City Council Zoning Subcommittee Decision, Land Use Committee Vote and City Council Vote

On September 20, 2018, the Subcommittee on Zoning voted to disapprove the application. The Subcommittee stated that they “questioned the policy rationale behind the proposed zoning text amendment.” The subcommittee expressed that the applicant and City Planning could use a different zoning section that would allow the applicant to obtain the necessary special permits to build the 8-story building plan exactly how they want without needing to change any zoning text. Plus, this alternative zoning section would provide an added benefit to the public by providing additional protections to the adjacent Merchant House.

The Subcommittee stated, “we do not wish to promote zoning text amendments which disincentivize the use of an otherwise available special permit which supports landmarks.

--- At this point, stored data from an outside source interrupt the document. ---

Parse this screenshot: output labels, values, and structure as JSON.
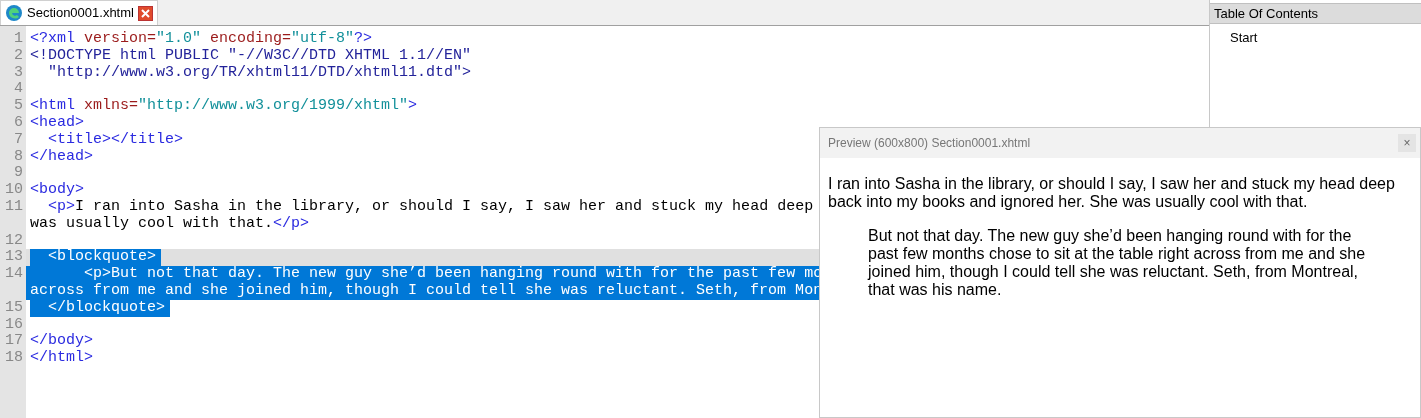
{
  "tab": {
    "title": "Section0001.xhtml",
    "selected": true
  },
  "editor": {
    "lines": [
      {
        "number": "1",
        "selected": false,
        "rows": [
          {
            "tokens": [
              {
                "text": "<?xml",
                "kind": "tag"
              },
              {
                "text": " version=",
                "kind": "attr"
              },
              {
                "text": "\"1.0\"",
                "kind": "value"
              },
              {
                "text": " encoding=",
                "kind": "attr"
              },
              {
                "text": "\"utf-8\"",
                "kind": "value"
              },
              {
                "text": "?>",
                "kind": "tag"
              }
            ]
          }
        ]
      },
      {
        "number": "2",
        "selected": false,
        "rows": [
          {
            "tokens": [
              {
                "text": "<!DOCTYPE html PUBLIC \"-//W3C//DTD XHTML 1.1//EN\"",
                "kind": "doctype"
              }
            ]
          }
        ]
      },
      {
        "number": "3",
        "selected": false,
        "rows": [
          {
            "tokens": [
              {
                "text": "  \"http://www.w3.org/TR/xhtml11/DTD/xhtml11.dtd\">",
                "kind": "doctype"
              }
            ]
          }
        ]
      },
      {
        "number": "4",
        "selected": false
      },
      {
        "number": "5",
        "selected": false,
        "rows": [
          {
            "tokens": [
              {
                "text": "<html",
                "kind": "tag"
              },
              {
                "text": " xmlns=",
                "kind": "attr"
              },
              {
                "text": "\"http://www.w3.org/1999/xhtml\"",
                "kind": "value"
              },
              {
                "text": ">",
                "kind": "tag"
              }
            ]
          }
        ]
      },
      {
        "number": "6",
        "selected": false,
        "rows": [
          {
            "tokens": [
              {
                "text": "<head>",
                "kind": "tag"
              }
            ]
          }
        ]
      },
      {
        "number": "7",
        "selected": false,
        "rows": [
          {
            "tokens": [
              {
                "text": "  <title></title>",
                "kind": "tag"
              }
            ]
          }
        ]
      },
      {
        "number": "8",
        "selected": false,
        "rows": [
          {
            "tokens": [
              {
                "text": "</head>",
                "kind": "tag"
              }
            ]
          }
        ]
      },
      {
        "number": "9",
        "selected": false
      },
      {
        "number": "10",
        "selected": false,
        "rows": [
          {
            "tokens": [
              {
                "text": "<body>",
                "kind": "tag"
              }
            ]
          }
        ]
      },
      {
        "number": "11",
        "selected": false,
        "rows": [
          {
            "tokens": [
              {
                "text": "  <p>",
                "kind": "tag"
              },
              {
                "text": "I ran into Sasha in the library, or should I say, I saw her and stuck my head deep",
                "kind": "text"
              }
            ]
          },
          {
            "tokens": [
              {
                "text": "was usually cool with that.",
                "kind": "text"
              },
              {
                "text": "</p>",
                "kind": "tag"
              }
            ]
          }
        ]
      },
      {
        "number": "12",
        "selected": false
      },
      {
        "number": "13",
        "selected": true,
        "selected_to_edge": false,
        "current": true,
        "rows": [
          {
            "tokens": [
              {
                "text": "  <blockquote>",
                "kind": "tag"
              }
            ]
          }
        ]
      },
      {
        "number": "14",
        "selected": true,
        "selected_to_edge": true,
        "rows": [
          {
            "tokens": [
              {
                "text": "      <p>",
                "kind": "tag"
              },
              {
                "text": "But not that day. The new guy she’d been hanging round with for the past few mo",
                "kind": "text"
              }
            ]
          },
          {
            "tokens": [
              {
                "text": "across from me and she joined him, though I could tell she was reluctant. Seth, from Mon",
                "kind": "text"
              }
            ]
          }
        ]
      },
      {
        "number": "15",
        "selected": true,
        "selected_to_edge": false,
        "rows": [
          {
            "tokens": [
              {
                "text": "  </blockquote>",
                "kind": "tag"
              }
            ]
          }
        ]
      },
      {
        "number": "16",
        "selected": false
      },
      {
        "number": "17",
        "selected": false,
        "rows": [
          {
            "tokens": [
              {
                "text": "</body>",
                "kind": "tag"
              }
            ]
          }
        ]
      },
      {
        "number": "18",
        "selected": false,
        "rows": [
          {
            "tokens": [
              {
                "text": "</html>",
                "kind": "tag"
              }
            ]
          }
        ]
      }
    ]
  },
  "table_of_contents": {
    "title": "Table Of Contents",
    "items": [
      {
        "label": "Start",
        "selected": false
      }
    ]
  },
  "preview": {
    "title": "Preview (600x800) Section0001.xhtml",
    "close": "×",
    "paragraphs": [
      {
        "kind": "paragraph",
        "text": "I ran into Sasha in the library, or should I say, I saw her and stuck my head deep back into my books and ignored her. She was usually cool with that."
      },
      {
        "kind": "blockquote",
        "text": "But not that day. The new guy she’d been hanging round with for the past few months chose to sit at the table right across from me and she joined him, though I could tell she was reluctant. Seth, from Montreal, that was his name."
      }
    ]
  }
}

Given that [another zoning rule] is available to developer, City Council believes that proposed zoning text amendment is neither necessary or appropriate. Because the special permits are contingent upon the zoning text amendment, they will also be disapproved.”

Council Member Carlina Rivera at the September 17th Subcommittee on Zoning Hearing. Image Credit: Emil Cohen/ New York City Council

Council Member Carlina Rivera stated at the Subcommittee hearing, “there is disagreement as to whether the proposed construction protocols will protect the Merchant House which is located on city-owned land under the jurisdiction of the Parks Department. The City hasn’t funded the structural upkeep of this irreplaceable asset. Section 74-711, titled “Landmarks Preservation in All Districts” would not require a zoning text amendment and can be used to achieve the same use and bulk waivers that applicant seeks if they meet certain conditions, including that Landmarks approve a plan for the continued maintenance of the landmarked building.

Council Member Rivera went on to say that if the Council would approve this text amendment it would erode the zoning section, which benefits the public by preserving landmarks. She also stated that she remained committed to continue working with the developer to explore other approaches and strategies for ensuring preservation of Merchant House.

Later that same day the Committee on Land Use also voted to disapprove the application and on September 26, 2018, the full City Council also voted to disapprove the application.


CC: Zoning, 27 East 4th Street, Manhattan (Res 0549-2018, LU 203; Res 0550-2018, LU 204; Res 0551-2018, LU 205). (September 26, 2018).

By: Viktoriya Gray (Viktoriya is the CityLaw Fellow and New York Law School Graduate, Class of 2018).